Die ehemals gemeinsame Freundin der beiden hat sich jetzt zu Wort gemeldet und den Abdruck des Nacktfotos, das damals um die Welt ging, untersagt. Sie wolle mit der komischen Tory- Kampagne keinesfalls in Verbindung gebracht werden, ließ Keeler verlauten. Auch Sarah Keays, die ehemalige Sekretärin und Geliebte des ehemaligen Ministers Michael Parkinson (die gemeinsame Tochter ist jetzt zehn Jahre alt), gab ungefragt ihren Senf zu der Regierungsstrategie: Sie sei ein „kranker Witz, den eine heuchlerische Regierung ersonnen“ habe.
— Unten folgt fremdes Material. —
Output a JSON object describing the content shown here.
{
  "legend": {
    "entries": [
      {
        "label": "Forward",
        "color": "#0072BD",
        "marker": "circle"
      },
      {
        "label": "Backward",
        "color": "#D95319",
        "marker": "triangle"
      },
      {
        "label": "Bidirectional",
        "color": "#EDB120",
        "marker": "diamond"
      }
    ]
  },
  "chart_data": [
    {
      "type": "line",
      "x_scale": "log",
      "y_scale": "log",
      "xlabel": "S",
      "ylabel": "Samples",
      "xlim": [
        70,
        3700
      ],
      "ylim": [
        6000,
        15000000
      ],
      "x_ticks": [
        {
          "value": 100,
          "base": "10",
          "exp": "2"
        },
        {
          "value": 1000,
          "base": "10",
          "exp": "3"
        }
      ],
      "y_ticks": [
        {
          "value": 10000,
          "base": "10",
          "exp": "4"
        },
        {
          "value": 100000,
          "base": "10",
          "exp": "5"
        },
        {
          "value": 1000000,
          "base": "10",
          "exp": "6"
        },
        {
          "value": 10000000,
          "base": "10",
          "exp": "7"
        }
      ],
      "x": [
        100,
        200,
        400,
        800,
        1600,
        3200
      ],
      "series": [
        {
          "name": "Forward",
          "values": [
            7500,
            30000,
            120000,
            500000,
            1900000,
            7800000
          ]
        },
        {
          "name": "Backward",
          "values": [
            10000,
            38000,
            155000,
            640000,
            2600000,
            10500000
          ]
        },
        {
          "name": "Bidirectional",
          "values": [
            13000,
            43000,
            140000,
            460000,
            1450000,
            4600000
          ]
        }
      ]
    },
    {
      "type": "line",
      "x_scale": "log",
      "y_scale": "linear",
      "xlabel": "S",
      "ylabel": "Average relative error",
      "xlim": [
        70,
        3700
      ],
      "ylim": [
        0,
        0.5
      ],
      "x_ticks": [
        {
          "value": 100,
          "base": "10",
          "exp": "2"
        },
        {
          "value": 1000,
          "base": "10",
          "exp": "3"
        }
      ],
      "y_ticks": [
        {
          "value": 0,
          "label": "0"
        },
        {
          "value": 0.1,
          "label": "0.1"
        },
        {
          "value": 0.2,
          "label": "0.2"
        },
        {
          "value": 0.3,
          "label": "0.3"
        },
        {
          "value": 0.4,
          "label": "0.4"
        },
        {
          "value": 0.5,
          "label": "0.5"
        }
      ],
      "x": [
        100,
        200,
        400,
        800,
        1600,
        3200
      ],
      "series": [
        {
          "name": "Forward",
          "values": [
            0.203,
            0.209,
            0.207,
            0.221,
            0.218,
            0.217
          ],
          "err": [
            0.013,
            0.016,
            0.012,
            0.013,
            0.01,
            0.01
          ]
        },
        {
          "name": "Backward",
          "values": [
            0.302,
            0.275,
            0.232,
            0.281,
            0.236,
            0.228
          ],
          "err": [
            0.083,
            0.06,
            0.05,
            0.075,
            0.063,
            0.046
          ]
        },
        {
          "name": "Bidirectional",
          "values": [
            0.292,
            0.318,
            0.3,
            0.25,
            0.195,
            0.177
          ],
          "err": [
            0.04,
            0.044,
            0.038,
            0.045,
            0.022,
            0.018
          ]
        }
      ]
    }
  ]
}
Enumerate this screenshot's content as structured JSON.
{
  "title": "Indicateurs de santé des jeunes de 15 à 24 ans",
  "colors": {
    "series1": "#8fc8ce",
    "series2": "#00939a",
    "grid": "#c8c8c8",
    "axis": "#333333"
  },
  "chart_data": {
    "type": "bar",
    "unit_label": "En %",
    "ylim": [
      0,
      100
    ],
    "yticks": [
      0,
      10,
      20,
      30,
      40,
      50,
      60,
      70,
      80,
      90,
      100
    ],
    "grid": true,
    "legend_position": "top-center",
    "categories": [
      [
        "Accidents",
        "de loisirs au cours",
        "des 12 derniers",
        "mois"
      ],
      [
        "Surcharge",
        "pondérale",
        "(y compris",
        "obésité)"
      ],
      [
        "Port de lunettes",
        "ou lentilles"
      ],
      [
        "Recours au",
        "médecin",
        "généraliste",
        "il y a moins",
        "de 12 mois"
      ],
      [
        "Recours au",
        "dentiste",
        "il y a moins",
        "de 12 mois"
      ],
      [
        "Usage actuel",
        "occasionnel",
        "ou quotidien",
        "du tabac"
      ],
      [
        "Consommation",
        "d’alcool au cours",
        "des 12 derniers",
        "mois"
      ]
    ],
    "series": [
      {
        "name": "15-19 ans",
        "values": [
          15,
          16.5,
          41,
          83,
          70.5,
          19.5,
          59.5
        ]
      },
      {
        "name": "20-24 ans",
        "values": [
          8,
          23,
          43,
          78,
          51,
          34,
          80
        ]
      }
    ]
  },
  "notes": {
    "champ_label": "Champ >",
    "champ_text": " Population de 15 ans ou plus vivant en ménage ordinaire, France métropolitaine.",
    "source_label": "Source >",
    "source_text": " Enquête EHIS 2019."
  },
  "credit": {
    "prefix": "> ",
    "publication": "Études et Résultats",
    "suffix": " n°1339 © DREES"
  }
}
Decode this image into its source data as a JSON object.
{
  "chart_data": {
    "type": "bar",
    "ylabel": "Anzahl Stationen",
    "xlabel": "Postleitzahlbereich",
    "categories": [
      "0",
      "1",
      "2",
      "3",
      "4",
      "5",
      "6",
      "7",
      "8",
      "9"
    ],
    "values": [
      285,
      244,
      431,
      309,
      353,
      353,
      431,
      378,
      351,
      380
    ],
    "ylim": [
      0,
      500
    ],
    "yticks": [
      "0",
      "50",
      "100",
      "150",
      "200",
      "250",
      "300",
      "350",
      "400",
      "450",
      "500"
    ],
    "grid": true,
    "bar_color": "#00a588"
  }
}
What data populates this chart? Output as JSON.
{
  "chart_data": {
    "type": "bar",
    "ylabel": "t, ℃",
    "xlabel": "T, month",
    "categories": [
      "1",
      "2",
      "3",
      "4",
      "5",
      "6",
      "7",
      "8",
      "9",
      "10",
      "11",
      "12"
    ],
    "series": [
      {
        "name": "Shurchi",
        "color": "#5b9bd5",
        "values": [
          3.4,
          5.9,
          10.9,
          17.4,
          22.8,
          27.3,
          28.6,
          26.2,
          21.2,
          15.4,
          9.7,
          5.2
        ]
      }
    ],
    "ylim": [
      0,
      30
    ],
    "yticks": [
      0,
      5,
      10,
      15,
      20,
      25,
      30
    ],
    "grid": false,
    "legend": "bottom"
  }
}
Merken sie nicht, wie lächerlich es ist, fragte Keays, wenn sie sich im Parlament gegenseitig als „ehrenwert“ titulieren?
Doch das war nur der Auftakt zu einem Rundumschlag: Keays geißelte geheime Parteispenden, den Verkauf von Sozialbauwohnungen für Wahlstimmen und den Tory- Plan, ledige Mütter zu „Sündenböcken für alles“ zu machen.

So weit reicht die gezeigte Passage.